The Chicago 2016 committee is not happy about a report claiming that public support for the games is waning.
Yesterday the Trib published a poll stating that only a month before the Olympic bid decision, nearly as many Chicagoans oppose the Olympic bid as support it. Forty-five percent of city residents don't want the Olympics here, and 47 percent say bring it on.
That's 14 percentage points less than when the Games were first proposed.
The main sticking point came in the form of opposition to using tax dollars to pay for the games. Nearly 90 percent of residents disapprove of using public money.
Support for the bid has slipped dramatically from the Tribune's February poll, in which the city was united 2-to-1 in support of the bid.
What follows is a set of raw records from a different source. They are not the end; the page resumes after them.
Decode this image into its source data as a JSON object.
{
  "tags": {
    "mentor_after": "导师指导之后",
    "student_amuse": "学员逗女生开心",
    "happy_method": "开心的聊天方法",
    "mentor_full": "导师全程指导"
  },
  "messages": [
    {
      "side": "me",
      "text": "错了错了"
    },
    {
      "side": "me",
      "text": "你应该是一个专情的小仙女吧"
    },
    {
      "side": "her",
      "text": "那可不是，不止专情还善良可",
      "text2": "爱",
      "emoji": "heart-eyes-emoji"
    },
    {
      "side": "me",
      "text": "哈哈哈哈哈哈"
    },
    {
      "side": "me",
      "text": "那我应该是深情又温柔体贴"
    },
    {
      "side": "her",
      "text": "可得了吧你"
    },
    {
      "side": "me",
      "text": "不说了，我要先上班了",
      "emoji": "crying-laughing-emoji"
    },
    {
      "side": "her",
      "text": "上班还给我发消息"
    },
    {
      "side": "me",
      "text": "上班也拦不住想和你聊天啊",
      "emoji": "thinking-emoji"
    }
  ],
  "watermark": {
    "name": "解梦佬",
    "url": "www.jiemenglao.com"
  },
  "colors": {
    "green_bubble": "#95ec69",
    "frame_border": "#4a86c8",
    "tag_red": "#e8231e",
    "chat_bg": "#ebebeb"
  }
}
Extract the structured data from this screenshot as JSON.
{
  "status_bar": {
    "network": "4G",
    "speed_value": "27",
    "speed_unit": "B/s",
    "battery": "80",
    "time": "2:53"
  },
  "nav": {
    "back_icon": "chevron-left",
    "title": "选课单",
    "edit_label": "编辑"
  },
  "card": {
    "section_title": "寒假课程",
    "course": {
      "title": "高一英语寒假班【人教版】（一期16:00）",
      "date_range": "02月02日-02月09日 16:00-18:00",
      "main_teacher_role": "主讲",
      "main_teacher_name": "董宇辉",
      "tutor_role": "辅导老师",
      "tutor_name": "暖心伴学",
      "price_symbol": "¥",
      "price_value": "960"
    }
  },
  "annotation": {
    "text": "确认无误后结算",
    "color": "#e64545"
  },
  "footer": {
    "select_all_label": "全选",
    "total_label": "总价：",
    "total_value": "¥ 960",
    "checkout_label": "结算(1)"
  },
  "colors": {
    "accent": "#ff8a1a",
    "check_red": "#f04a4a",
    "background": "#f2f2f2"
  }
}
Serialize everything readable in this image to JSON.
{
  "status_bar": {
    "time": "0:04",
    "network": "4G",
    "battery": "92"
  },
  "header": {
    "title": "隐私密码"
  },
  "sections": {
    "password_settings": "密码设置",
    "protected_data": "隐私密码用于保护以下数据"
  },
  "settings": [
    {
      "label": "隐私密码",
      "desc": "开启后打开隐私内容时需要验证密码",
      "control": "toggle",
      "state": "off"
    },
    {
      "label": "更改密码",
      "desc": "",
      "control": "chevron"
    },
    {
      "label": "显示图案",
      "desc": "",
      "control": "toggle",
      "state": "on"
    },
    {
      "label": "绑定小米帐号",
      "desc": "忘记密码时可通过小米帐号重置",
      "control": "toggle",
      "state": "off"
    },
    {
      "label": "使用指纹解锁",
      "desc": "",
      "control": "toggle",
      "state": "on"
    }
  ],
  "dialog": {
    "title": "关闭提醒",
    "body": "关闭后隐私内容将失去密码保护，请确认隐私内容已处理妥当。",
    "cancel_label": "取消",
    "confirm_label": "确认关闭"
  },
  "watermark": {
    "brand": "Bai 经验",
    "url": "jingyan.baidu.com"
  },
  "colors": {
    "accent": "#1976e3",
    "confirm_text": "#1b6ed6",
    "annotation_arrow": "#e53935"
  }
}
This is the first poll since Daley said the city would sign the standard host contract, taking full financial responsibility for the games. The city had been lobbying for amendments to that contract -- an effort the most recent IOC report criticized.
But an email from the 2016 Bid group called the poll outdated, saying that the needle had shifted back toward the positive side after a series of meetings with aldermen.
“In the days since this poll was conducted, those questions have been answered and those concerns have been alleviated,” an email from the 2016 bid group said.
For evidence, the group points to a few other surveys that give contrary reports, including the Olympic report itself.
The IOC's own polling, which was included in the Evaluation Commission Report, found 67.3% of Chicagoans "strongly support" or "support" the bid, and 20.5 percent are "neutral" or have "no opinion." Nationally, 61.1% of Americans "strongly support" or "support" the bid, and 30.0% are "neutral" or have "no opinion."